Rija Randrinarisoa, responsable régional de l'ONG Action contre la Faim, décrit une situation catastrophique : « C'est le chaos total, 90 % des toits des maisons se sont envolés, tout ou en partie. Les routes sont totalement inaccessibles, du fait des arbres au sol, des tôles. Les voitures ne peuvent pas circuler ». Cette description illustre l'ampleur des dégâts matériels et les difficultés logistiques auxquelles font face les secours et la population.

Le Bureau national de gestion des risques et catastrophes (BNRGC) a confirmé que le système cyclonique, bien qu'affaibli après avoir touché terre, continue de traverser l'île d'est en ouest. Cette progression maintient des risques importants d'inondations dans les régions concernées.

Un cyclone comparé aux pires événements météorologiques

Le Centre météorologique régional spécialisé cyclones (CMRS) de l'île française de La Réunion a qualifié l'impact de Gezani comme « l'un des impacts directs les plus intenses de l'ère satellitaire sur le secteur de Tamatave ». Les météorologues n'hésitent pas à le comparer au cyclone Geralda de février 1994, qui avait fait au moins 200 morts et 500 000 sinistrés à Madagascar.

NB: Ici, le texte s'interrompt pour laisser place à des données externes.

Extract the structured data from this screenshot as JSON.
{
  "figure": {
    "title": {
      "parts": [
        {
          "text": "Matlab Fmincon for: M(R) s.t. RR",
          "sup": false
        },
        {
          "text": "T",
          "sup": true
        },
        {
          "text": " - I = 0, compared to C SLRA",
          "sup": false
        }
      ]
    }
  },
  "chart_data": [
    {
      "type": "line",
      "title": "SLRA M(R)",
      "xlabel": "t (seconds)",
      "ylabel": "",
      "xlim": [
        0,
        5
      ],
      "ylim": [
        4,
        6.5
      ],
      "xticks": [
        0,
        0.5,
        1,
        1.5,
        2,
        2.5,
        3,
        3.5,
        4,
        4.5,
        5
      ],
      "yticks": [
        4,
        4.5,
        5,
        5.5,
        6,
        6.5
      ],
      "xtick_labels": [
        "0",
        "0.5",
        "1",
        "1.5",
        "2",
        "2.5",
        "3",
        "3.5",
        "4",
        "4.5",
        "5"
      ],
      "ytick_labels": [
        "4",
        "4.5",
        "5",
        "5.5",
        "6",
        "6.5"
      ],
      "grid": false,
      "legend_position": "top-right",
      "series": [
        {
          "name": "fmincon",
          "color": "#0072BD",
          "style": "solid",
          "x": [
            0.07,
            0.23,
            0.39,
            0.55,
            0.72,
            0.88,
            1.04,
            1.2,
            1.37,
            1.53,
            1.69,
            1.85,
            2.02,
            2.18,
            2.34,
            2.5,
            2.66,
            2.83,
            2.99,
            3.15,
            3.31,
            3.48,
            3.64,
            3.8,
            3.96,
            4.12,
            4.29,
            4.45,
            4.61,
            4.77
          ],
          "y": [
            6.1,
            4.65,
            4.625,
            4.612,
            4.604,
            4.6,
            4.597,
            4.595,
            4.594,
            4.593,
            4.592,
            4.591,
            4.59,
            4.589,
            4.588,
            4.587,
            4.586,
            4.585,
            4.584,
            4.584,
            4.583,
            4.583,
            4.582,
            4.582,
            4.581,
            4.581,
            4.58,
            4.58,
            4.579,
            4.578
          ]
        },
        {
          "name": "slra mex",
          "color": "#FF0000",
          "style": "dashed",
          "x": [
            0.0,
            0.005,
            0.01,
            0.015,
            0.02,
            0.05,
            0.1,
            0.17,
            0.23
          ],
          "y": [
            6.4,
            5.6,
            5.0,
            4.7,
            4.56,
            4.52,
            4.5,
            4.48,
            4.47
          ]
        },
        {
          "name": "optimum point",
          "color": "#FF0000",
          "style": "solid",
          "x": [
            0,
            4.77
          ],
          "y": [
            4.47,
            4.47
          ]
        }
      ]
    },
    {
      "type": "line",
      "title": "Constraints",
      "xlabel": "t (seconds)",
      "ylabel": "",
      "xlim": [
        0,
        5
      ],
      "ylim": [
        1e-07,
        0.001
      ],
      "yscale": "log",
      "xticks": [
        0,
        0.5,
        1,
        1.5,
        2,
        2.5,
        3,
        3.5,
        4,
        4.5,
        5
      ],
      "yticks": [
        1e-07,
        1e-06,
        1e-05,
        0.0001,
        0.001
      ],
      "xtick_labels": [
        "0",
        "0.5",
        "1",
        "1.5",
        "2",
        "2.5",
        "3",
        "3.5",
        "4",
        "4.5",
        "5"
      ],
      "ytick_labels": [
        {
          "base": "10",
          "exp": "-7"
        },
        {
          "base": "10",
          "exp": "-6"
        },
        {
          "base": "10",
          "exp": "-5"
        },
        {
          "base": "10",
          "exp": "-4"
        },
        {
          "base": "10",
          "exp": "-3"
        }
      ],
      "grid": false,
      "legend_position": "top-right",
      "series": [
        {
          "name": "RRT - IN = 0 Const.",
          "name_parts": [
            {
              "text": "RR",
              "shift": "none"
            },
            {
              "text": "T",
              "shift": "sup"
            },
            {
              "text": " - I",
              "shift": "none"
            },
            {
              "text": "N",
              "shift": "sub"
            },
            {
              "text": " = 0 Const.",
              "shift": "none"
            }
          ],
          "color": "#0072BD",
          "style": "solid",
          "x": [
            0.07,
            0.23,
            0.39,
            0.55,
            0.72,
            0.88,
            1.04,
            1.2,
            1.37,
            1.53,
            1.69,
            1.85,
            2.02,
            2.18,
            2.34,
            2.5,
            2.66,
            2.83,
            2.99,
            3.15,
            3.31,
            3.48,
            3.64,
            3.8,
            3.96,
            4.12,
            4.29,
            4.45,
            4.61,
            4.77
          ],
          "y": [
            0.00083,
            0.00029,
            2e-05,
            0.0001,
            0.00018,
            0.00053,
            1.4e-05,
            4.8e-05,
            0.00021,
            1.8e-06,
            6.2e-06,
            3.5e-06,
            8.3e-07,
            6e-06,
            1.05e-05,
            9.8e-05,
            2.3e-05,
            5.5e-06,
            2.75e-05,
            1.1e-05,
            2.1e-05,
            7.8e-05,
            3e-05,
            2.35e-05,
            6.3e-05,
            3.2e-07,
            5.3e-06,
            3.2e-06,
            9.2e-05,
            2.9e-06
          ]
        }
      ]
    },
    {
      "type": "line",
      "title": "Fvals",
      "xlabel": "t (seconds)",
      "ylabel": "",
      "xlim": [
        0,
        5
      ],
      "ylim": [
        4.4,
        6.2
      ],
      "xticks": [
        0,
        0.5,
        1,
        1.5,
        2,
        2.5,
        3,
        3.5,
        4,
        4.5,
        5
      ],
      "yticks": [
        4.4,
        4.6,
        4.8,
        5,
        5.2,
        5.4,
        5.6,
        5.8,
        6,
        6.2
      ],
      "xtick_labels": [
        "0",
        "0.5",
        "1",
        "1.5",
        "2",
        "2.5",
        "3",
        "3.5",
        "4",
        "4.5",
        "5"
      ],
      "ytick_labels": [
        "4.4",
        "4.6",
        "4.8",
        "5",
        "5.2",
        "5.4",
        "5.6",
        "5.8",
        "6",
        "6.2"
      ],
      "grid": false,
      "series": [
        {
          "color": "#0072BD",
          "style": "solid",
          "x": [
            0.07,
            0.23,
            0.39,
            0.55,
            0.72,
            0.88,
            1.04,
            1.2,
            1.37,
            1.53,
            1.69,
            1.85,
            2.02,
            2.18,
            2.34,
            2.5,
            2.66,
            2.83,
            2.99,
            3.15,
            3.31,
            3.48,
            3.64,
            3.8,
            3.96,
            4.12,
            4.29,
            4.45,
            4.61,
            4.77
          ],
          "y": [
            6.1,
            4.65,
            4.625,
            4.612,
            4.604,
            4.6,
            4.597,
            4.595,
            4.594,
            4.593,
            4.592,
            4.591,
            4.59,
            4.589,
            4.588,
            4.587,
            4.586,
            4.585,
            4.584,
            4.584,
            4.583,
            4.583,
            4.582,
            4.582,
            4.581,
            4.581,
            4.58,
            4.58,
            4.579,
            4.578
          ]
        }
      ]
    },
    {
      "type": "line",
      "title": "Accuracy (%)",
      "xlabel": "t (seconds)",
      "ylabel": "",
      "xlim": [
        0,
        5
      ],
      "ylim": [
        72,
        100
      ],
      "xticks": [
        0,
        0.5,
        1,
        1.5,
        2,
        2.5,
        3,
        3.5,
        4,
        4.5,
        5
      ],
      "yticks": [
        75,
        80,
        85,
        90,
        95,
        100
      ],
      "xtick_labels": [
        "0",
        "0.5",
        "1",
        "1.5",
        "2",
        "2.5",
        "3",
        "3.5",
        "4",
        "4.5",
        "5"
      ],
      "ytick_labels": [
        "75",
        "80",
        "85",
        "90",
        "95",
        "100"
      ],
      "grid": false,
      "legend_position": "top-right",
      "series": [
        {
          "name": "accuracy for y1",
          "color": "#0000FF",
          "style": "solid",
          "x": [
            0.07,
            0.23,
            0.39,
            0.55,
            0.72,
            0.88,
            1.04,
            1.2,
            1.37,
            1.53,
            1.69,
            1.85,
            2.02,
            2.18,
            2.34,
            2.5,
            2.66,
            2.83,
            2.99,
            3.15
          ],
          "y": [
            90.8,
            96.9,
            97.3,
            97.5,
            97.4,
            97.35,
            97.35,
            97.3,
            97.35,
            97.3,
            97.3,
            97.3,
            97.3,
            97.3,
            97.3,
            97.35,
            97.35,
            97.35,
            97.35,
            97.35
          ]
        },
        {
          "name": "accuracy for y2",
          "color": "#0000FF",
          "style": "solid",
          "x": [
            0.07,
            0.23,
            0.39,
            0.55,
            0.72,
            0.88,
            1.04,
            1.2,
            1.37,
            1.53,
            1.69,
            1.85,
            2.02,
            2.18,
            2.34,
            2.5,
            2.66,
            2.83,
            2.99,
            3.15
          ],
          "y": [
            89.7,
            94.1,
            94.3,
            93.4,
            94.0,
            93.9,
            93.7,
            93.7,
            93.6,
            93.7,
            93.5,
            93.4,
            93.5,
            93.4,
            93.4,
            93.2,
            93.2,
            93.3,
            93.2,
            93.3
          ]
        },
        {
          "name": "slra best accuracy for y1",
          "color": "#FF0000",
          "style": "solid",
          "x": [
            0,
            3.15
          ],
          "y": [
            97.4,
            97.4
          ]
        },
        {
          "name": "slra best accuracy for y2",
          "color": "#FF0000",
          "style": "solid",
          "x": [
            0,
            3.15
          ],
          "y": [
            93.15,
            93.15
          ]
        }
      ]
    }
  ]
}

Les prévisions météorologiques sont peu rassurantes pour la suite. Gezani devrait regagner en intensité en rejoignant le canal du Mozambique, retrouvant alors le stade de cyclone tropical. Selon le CMRS, il pourrait frapper à partir de vendredi soir le sud de l'Afrique australe, une région déjà sinistrée par d'impressionnantes inondations depuis le début de l'année.

Cette nouvelle menace cyclonique intervient dans un contexte politique particulier à Madagascar, seulement quatre mois après la prise de pouvoir par les militaires. La visite du colonel Randrianirina à Toamasina avant l'arrivée du cyclone témoigne de l'attention portée par les nouvelles autorités à cette catastrophe naturelle majeure.